Шрифт:
Интервал:
Закладка:
Мне понадобилось не слишком много времени, чтобы задуматься о самом очевидном, самом простом и естественном (в моем случае) выходе – об усыновлении. На дорогостоящее лечение с неизвестным результатом у нас не было денег, к тому же сама мысль о том, что мы в состоянии сделать счастливым хотя бы одного сироту, невероятно мне нравилась. У меня на работе хватало соответствующих брошюр и проспектов, которые я частенько приносила домой, спрятав на дне своей сумочки. Я могла бы поклясться, что ты не только видишь их сквозь ткань, но и способен прочесть каждое слово, и все же я продолжала таиться, не переставая, впрочем, представлять во всех деталях, как за ужином я выложу их перед тобой на стол с таким небрежным, независимым видом, словно они совершенно случайно оказались в карманах моего фартука.
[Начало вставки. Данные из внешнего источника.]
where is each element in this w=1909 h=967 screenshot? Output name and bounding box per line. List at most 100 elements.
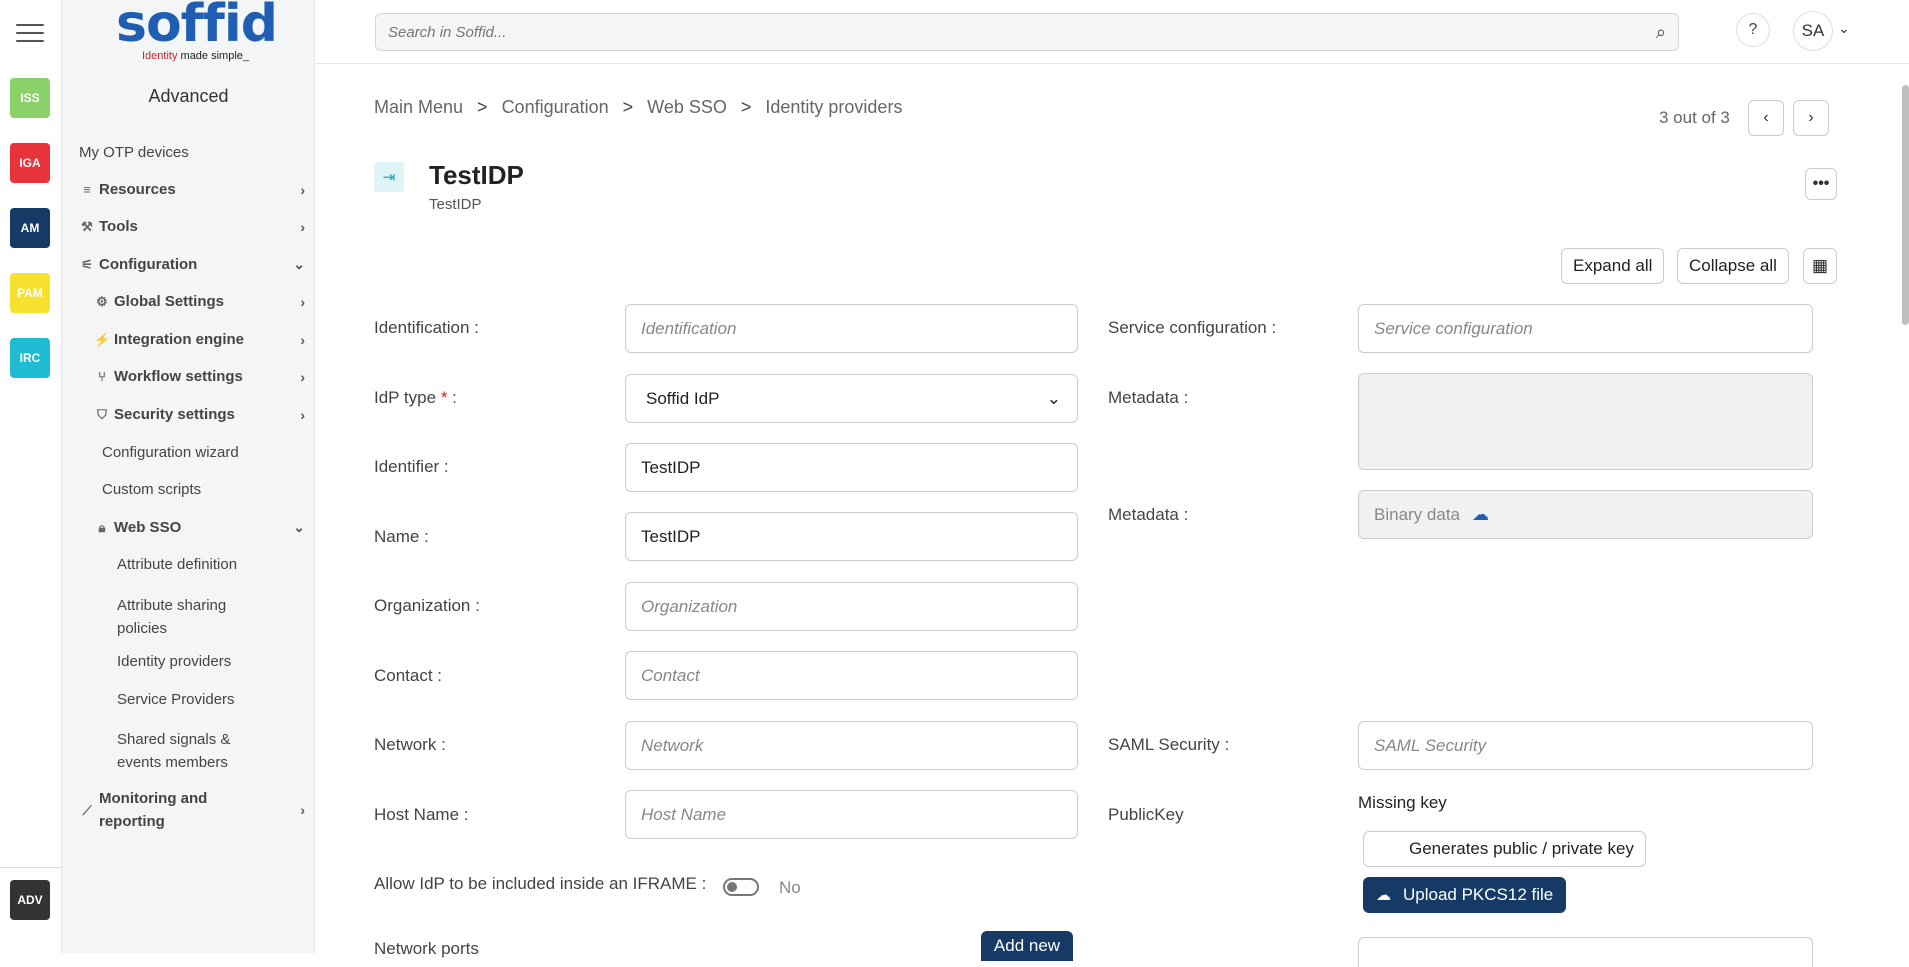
sidebar-item-otp-devices[interactable]: My OTP devices [79,144,332,161]
sidebar-item-label: Resources [99,181,176,198]
breadcrumb-web-sso[interactable]: Web SSO [647,97,727,118]
collapse-all-button[interactable]: Collapse all [1677,248,1789,284]
sidebar-item-configuration-wizard[interactable]: Configuration wizard [62,444,315,461]
chevron-right-icon: › [300,293,305,310]
name-field [625,512,1078,561]
sign-in-icon: ⇥ [374,162,404,192]
sidebar-item-label: Web SSO [114,519,182,536]
service-configuration-label: Service configuration : [1108,318,1277,337]
chevron-right-icon: › [300,368,305,385]
name-input[interactable] [641,526,1077,547]
app-iss-button[interactable]: ISS [10,78,50,118]
metadata-textarea[interactable] [1358,373,1813,470]
sidebar-item-service-providers[interactable]: Service Providers [62,691,315,708]
sidebar-item-custom-scripts[interactable]: Custom scripts [62,481,315,498]
sidebar-item-label: Shared signals & events members [117,731,231,771]
public-key-label: PublicKey [1108,805,1184,824]
service-configuration-field [1358,304,1813,353]
host-name-input[interactable] [641,804,1077,825]
chevron-down-icon[interactable]: ⌄ [1838,20,1850,37]
sidebar-item-label: Monitoring and reporting [99,790,208,830]
organization-input[interactable] [641,596,1077,617]
next-record-button[interactable]: › [1793,100,1829,136]
sidebar-item-tools[interactable]: ⚒ Tools › [62,218,315,235]
logo-tagline: Identity made simple_ [142,50,249,62]
upload-pkcs12-button[interactable]: ☁ Upload PKCS12 file [1363,877,1567,913]
sidebar-item-attribute-sharing-policies[interactable]: Attribute sharing policies [62,594,262,640]
iframe-toggle-value: No [779,878,801,897]
bolt-icon: ⚡ [94,331,111,347]
saml-security-input[interactable] [1374,735,1812,756]
identifier-input[interactable] [641,457,1077,478]
saml-security-field [1358,721,1813,770]
chevron-down-icon: ⌄ [293,519,305,535]
service-configuration-input[interactable] [1374,318,1812,339]
organization-field [625,582,1078,631]
sidebar-item-monitoring[interactable]: ⟋ Monitoring and reporting › [62,787,315,833]
contact-label: Contact : [374,666,443,685]
page-subtitle: TestIDP [429,196,482,213]
metadata-binary-field: Binary data ☁ [1358,490,1813,539]
pager-text: 3 out of 3 [1659,108,1730,127]
sidebar-item-label: Workflow settings [114,368,243,385]
shield-icon: ⛉ [97,406,107,422]
cloud-download-icon[interactable]: ☁ [1472,505,1489,525]
page-title: TestIDP [429,160,524,190]
sidebar-item-security-settings[interactable]: ⛉ Security settings › [62,406,315,423]
network-input[interactable] [641,735,1077,756]
avatar[interactable]: SA [1793,11,1833,51]
app-adv-button[interactable]: ADV [10,880,50,920]
sidebar: soffid Identity made simple_ Advanced My… [62,0,315,953]
sidebar-item-integration-engine[interactable]: ⚡ Integration engine › [62,331,315,348]
app-am-button[interactable]: AM [10,208,50,248]
sidebar-item-web-sso[interactable]: 🔒︎ Web SSO ⌄ [62,519,315,536]
iframe-toggle[interactable] [723,878,759,896]
app-iga-button[interactable]: IGA [10,143,50,183]
expand-all-button[interactable]: Expand all [1561,248,1665,284]
identification-input[interactable] [641,318,1077,339]
host-name-field [625,790,1078,839]
search-input[interactable] [388,23,1628,41]
sidebar-title: Advanced [148,86,229,106]
idp-type-label: IdP type * : [374,388,457,408]
previous-record-button[interactable]: ‹ [1748,100,1784,136]
metadata-binary-value: Binary data [1374,504,1460,524]
layout-toggle-button[interactable]: ▦ [1803,248,1837,284]
sidebar-item-label: Global Settings [114,293,225,310]
app-rail: ISS IGA AM PAM IRC ADV [0,0,62,953]
help-button[interactable]: ? [1736,13,1770,47]
sidebar-item-configuration[interactable]: ⚟ Configuration ⌄ [62,256,315,273]
menu-icon[interactable] [16,24,44,44]
logo-tag-rest: made simple_ [177,50,250,62]
name-label: Name : [374,527,429,546]
contact-input[interactable] [641,665,1077,686]
add-new-button[interactable]: Add new [981,931,1073,961]
top-bar: ⌕ ? SA ⌄ [315,0,1909,64]
sidebar-item-attribute-definition[interactable]: Attribute definition [62,556,315,573]
chevron-right-icon: › [300,218,305,235]
app-pam-button[interactable]: PAM [10,273,50,313]
next-field-partial [1358,937,1813,967]
identifier-field [625,443,1078,492]
breadcrumb-separator: > [740,97,752,117]
sidebar-item-resources[interactable]: ≡ Resources › [62,181,315,198]
app-irc-button[interactable]: IRC [10,338,50,378]
workflow-icon: ⑂ [98,369,106,384]
search-icon[interactable]: ⌕ [1656,22,1666,43]
breadcrumb-main-menu[interactable]: Main Menu [374,97,463,118]
scrollbar[interactable] [1902,85,1909,325]
sidebar-item-global-settings[interactable]: ⚙ Global Settings › [62,293,315,310]
generate-key-button[interactable]: Generates public / private key [1363,831,1646,867]
idp-type-select[interactable]: Soffid IdP ⌄ [625,374,1078,423]
wrench-icon: ⚒ [81,218,93,234]
identifier-label: Identifier : [374,457,449,476]
sidebar-item-workflow-settings[interactable]: ⑂ Workflow settings › [62,368,315,385]
more-options-button[interactable]: ••• [1805,168,1837,200]
metadata-text-label: Metadata : [1108,388,1189,407]
iframe-label: Allow IdP to be included inside an IFRAM… [374,874,707,893]
sidebar-item-identity-providers[interactable]: Identity providers [62,653,315,670]
public-key-status: Missing key [1358,793,1447,812]
sidebar-item-shared-signals[interactable]: Shared signals & events members [62,728,262,774]
metadata-binary-label: Metadata : [1108,505,1189,524]
breadcrumb-configuration[interactable]: Configuration [502,97,609,118]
И все же каждый раз, когда наступал решающий момент, смелости мне не хватало. В чем тут дело я тоже никак не могла понять. Скорее всего, главной причиной была все та же неуверенность. Что, если что-то получится не так, как я рассчитывала? Что, если ты подумаешь, будто я решила во что бы то ни стало довести до твоего сведения, что нас – нас двоих – мне мало? Создавать тебе дополнительные проблемы в конце долгого рабочего дня – или рабочей недели – мне тоже не хотелось, и я говорила себе: лучше сделать это завтра. Или послезавтра. Или в грядущие выходные. Словом, когда угодно, но только не сейчас.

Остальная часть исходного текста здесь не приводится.